Zagazig Criminal Court in Sharqiya province north of the capital Cairo convicted the defendants of forming a terrorist cell attempting to overthrow the current regime and targeting military and police men, besides recruiting youths and moving them to Syria and Iraq to receive training in guerrilla wars and use of arms inside cities.
Egypt has been facing a rising wave of terrorism since the ouster of Islamist President Mohamed Morsi by the military in early July 2013 after mass protests against his one year in office.
Since then, anti-government attacks killed hundreds of police and army men while crackdown on Morsi’s loyalists left over 1,000 killed and thousands more arrested and the Brotherhood was blacklisted as “a terrorist group.”
Most Brotherhood leaders, including Morsi himself and the group’s supreme guide Mohamed Badie, are currently in custody and they received appealable death sentences and life imprisonments over various charges varying from inciting violence and murder to a 2011 jailbreak.
On Aug. 20, a car bomb explosion targeting a national security building in Qalioubiya province near the capital Cairo left at least 29 people injured. The country’s prosecutor general was also assassinated in a car bomb in late June.

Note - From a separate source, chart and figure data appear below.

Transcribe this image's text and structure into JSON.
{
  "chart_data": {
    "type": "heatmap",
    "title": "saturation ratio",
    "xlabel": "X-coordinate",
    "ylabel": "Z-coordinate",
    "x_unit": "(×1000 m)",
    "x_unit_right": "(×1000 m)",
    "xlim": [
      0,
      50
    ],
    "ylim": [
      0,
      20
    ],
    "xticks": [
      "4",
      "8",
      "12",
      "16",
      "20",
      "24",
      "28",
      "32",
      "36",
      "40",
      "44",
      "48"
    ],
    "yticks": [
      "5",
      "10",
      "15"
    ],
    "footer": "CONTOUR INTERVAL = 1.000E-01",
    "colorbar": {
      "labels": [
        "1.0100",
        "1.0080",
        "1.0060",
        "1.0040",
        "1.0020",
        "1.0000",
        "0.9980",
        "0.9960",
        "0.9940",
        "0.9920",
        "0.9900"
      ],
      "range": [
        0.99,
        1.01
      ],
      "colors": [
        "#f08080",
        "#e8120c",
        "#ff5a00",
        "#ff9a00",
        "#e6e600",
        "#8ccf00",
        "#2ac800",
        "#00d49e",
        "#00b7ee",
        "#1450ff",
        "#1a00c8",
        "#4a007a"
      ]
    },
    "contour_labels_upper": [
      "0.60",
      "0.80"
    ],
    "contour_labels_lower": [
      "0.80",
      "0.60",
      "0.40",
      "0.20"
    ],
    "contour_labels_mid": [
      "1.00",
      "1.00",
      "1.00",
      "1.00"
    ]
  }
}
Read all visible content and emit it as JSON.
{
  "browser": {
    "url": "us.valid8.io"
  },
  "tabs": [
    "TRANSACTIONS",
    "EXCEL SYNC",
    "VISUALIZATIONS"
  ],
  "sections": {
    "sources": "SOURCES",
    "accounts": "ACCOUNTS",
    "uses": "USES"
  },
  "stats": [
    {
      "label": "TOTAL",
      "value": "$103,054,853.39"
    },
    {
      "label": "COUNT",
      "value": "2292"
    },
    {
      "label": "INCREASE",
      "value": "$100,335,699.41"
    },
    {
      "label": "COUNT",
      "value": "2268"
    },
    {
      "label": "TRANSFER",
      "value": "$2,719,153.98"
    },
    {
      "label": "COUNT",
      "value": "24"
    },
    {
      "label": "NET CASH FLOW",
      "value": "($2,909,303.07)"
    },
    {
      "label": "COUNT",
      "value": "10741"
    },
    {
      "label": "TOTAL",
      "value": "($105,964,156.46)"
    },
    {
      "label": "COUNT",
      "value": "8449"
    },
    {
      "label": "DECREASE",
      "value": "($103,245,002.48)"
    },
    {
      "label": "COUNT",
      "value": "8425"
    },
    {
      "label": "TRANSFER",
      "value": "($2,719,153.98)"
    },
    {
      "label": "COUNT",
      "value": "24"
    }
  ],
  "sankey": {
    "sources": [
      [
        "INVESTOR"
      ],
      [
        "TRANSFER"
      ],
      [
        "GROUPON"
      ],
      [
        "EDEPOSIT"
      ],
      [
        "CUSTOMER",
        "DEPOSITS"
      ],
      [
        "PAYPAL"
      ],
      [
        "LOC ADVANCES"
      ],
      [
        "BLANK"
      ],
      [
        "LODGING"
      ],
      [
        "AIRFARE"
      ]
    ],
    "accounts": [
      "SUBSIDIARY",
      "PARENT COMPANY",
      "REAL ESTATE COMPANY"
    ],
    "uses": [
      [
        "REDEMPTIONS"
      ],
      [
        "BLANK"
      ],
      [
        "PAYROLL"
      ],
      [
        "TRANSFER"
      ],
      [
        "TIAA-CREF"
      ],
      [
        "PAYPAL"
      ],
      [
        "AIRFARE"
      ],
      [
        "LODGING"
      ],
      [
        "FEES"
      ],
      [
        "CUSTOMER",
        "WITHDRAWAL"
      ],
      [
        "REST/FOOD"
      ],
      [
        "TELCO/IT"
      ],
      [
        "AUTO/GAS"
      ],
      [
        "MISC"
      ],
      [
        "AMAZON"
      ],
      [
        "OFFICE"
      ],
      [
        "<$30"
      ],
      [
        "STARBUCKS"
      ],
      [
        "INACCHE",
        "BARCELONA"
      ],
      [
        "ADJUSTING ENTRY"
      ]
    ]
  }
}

Most of the anti-government attacks were claimed by Ansar Bayt al-Maqdis group, which has changed its name to “Sinai State” and declared loyalty to the IS regional militant group.
Over the past few days, the security forces killed around 250 militants and arrested a similar number of suspects during a massive military operation in restive North Sinai province as part of the country’s “war against terrorism.”